The case below highlights what’s wrong with our immigration and asylum program. We count on honesty from the people who want to come to America. We take them at their word. The one case below is probably not the only case of someone who wants to come to America but hides their violent past:

A COUSIN OF THIS MONSTER SAYS THERE ARE “MANY MORE” LIKE HIM LIVING IN THE US:

NBC reports:

Among those American Liberians who know Jabateh since his arrival in the U.S. in 1998 is a cousin and fellow businessman named Voffee Jabateh, who called Mohammed Jabateh “a pillar” of the local community.
“I got to know Mohammed here, as a family man,” Voffee Jabateh said.
Mohammed Jabateh’s attorney, Greg Pagano, told NBC10 that Jabateh is “peaceful, deeply religious, and he is intensely loyal to the United States of America.”
John Prall, another Liberian who escaped to southeastern Pennsylvania, will be watching the trial closely. He hopes it is a start, not an end, to the pursuit of justice for victims of his native country’s civil war.
Prall believes there are more than one former warlord living in his community.
“There are so many here,” he said. “There are so many.”

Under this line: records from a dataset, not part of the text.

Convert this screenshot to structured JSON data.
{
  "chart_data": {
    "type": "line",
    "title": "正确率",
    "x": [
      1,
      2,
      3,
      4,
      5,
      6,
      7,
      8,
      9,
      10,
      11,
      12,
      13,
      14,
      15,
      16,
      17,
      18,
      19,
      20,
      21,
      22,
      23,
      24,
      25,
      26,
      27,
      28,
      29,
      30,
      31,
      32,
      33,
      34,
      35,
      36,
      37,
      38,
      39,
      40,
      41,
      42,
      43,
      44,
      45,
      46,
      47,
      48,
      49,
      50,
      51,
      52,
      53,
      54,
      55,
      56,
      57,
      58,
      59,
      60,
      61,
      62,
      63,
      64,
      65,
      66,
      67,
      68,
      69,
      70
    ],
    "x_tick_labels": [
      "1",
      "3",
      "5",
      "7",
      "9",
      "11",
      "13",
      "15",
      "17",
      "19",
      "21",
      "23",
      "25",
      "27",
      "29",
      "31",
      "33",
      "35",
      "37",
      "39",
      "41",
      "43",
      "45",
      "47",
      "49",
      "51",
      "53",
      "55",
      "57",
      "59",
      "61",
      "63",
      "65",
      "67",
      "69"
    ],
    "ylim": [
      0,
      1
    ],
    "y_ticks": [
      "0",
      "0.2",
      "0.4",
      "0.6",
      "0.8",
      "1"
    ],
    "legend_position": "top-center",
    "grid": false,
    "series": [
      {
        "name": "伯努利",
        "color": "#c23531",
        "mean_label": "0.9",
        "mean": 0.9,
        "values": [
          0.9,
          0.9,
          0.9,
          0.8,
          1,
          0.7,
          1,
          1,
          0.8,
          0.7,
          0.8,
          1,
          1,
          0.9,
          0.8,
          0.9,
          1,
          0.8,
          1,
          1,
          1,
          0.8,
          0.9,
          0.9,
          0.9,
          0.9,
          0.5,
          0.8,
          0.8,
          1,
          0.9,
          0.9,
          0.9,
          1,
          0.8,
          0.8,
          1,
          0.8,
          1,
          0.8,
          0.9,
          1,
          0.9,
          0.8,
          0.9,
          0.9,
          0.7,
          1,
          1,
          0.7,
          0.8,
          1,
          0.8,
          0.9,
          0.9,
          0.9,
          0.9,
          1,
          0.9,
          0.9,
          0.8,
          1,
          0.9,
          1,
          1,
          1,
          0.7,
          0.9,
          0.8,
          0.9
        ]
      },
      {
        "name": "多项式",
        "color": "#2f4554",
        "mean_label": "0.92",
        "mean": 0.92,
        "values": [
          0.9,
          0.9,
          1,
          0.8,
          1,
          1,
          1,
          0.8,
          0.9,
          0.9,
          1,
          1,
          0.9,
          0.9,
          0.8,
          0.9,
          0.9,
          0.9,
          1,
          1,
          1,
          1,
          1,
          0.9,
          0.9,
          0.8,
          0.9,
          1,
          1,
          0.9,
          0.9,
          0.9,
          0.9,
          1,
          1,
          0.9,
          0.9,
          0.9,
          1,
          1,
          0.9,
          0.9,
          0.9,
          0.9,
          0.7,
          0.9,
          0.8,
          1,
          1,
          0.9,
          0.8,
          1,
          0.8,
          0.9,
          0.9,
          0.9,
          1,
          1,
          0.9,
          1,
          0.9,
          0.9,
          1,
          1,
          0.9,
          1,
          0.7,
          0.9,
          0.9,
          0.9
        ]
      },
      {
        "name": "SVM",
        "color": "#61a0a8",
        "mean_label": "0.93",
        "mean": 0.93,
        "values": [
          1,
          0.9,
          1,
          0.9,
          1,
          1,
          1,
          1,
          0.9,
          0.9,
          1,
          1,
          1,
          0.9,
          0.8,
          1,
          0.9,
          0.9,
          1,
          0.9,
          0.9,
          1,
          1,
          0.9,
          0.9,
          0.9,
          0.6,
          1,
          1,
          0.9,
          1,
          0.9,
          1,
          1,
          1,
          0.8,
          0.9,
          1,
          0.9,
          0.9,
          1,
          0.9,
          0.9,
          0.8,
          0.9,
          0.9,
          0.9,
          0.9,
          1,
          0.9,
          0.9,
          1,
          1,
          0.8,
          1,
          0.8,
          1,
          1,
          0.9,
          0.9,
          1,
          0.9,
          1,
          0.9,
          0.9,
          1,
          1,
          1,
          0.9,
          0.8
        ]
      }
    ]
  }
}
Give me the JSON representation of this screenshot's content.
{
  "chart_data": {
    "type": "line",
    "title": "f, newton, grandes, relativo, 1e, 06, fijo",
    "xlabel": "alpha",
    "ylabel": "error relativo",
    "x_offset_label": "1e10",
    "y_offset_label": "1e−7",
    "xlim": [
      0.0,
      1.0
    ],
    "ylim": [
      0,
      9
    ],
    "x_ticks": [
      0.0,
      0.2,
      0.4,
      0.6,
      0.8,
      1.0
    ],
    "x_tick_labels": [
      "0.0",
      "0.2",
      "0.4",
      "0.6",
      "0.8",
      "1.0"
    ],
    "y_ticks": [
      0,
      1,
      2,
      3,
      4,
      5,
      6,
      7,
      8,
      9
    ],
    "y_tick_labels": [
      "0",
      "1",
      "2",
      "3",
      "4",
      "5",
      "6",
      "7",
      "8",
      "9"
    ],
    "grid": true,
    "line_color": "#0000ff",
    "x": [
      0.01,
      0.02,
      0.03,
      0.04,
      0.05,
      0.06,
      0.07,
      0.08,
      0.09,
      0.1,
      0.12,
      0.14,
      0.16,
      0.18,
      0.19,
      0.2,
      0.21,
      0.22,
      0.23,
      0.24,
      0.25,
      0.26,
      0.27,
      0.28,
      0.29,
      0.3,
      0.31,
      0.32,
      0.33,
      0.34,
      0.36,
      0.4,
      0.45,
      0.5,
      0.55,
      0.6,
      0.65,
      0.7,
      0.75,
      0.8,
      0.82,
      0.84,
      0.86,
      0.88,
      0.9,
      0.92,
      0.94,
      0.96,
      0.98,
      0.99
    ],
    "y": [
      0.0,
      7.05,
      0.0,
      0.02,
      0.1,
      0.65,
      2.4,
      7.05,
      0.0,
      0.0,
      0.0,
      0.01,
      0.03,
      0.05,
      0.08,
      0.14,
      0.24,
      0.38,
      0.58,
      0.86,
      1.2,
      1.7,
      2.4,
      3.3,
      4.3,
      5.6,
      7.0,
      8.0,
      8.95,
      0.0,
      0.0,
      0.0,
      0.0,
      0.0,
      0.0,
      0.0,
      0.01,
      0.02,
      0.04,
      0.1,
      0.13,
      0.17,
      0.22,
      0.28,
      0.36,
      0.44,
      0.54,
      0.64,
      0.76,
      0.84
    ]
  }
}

IT GOES WITHOUT SAYING…Our government needs to do a much better job of investigating anyone who wants asylum to find out if they are truly worthy and who they say they are. This guy was able to escape his atrocities in Liberia and start a new life in America…

“JUNGLE JABBAH” LIVING IN A SUBURB NEAR YOU

A Liberian warlord who allegedly murdered his enemies and had their hearts cooked and eaten was sentenced to 30 years in federal prison for lying about his murderous past while seeking asylum to the United States.

Mohammed Jabbateh, 51 – known as feared commander “Jungle Jabbah” – received asylum to the U.S. in 1998. He settled into a life in East Lansdowne, Pennsylvania, where he started a business and a family, all the while lying about the atrocities he committed during Liberia’s multi-faction civil war that ravaged the West African nation between 1989 and 1997.

He “committed various acts of shocking brutality including rapes, sexual enslavement, slave labor, murder, mutilation and ritual cannibalism,” the U.S. Attorney’s Office said in a press release on Thursday.

Jabbateh, who built an international shipping business and is the father of 13 children in the U.S. and Africa, was found guilty in October of two counts of fraud in immigration documents and two counts of perjury. He was the first person found guilty of crimes connected to the documented atrocities during the civil war.

Prosecutors said Jabbateh was not truthful during his asylum application nor when seeking permanent legal residency about his membership in the group called the United Liberation Movement of Liberia for Democracy, and later ULIMO-K, rebel groups that battled for control of Liberia.

During his trial last year, two dozen witnesses, including 17 Liberian victims, testified against Jabbateh.

One said the former warlord sliced a baby from a pregnant woman’s stomach and strung her intestines up as rope. One woman testified that she had been captured and turned into a sex slave at 13 and was raped daily for weeks until she managed to escape.

“This defendant committed acts of such violence and depravity that they are almost beyond belief,” U.S. Attorney William M. McSwain said, according to the Philadelphia Inquirer. “For his surviving victims and the family members of those he brutally murdered, we hope this sentence offers some measure of comfort.”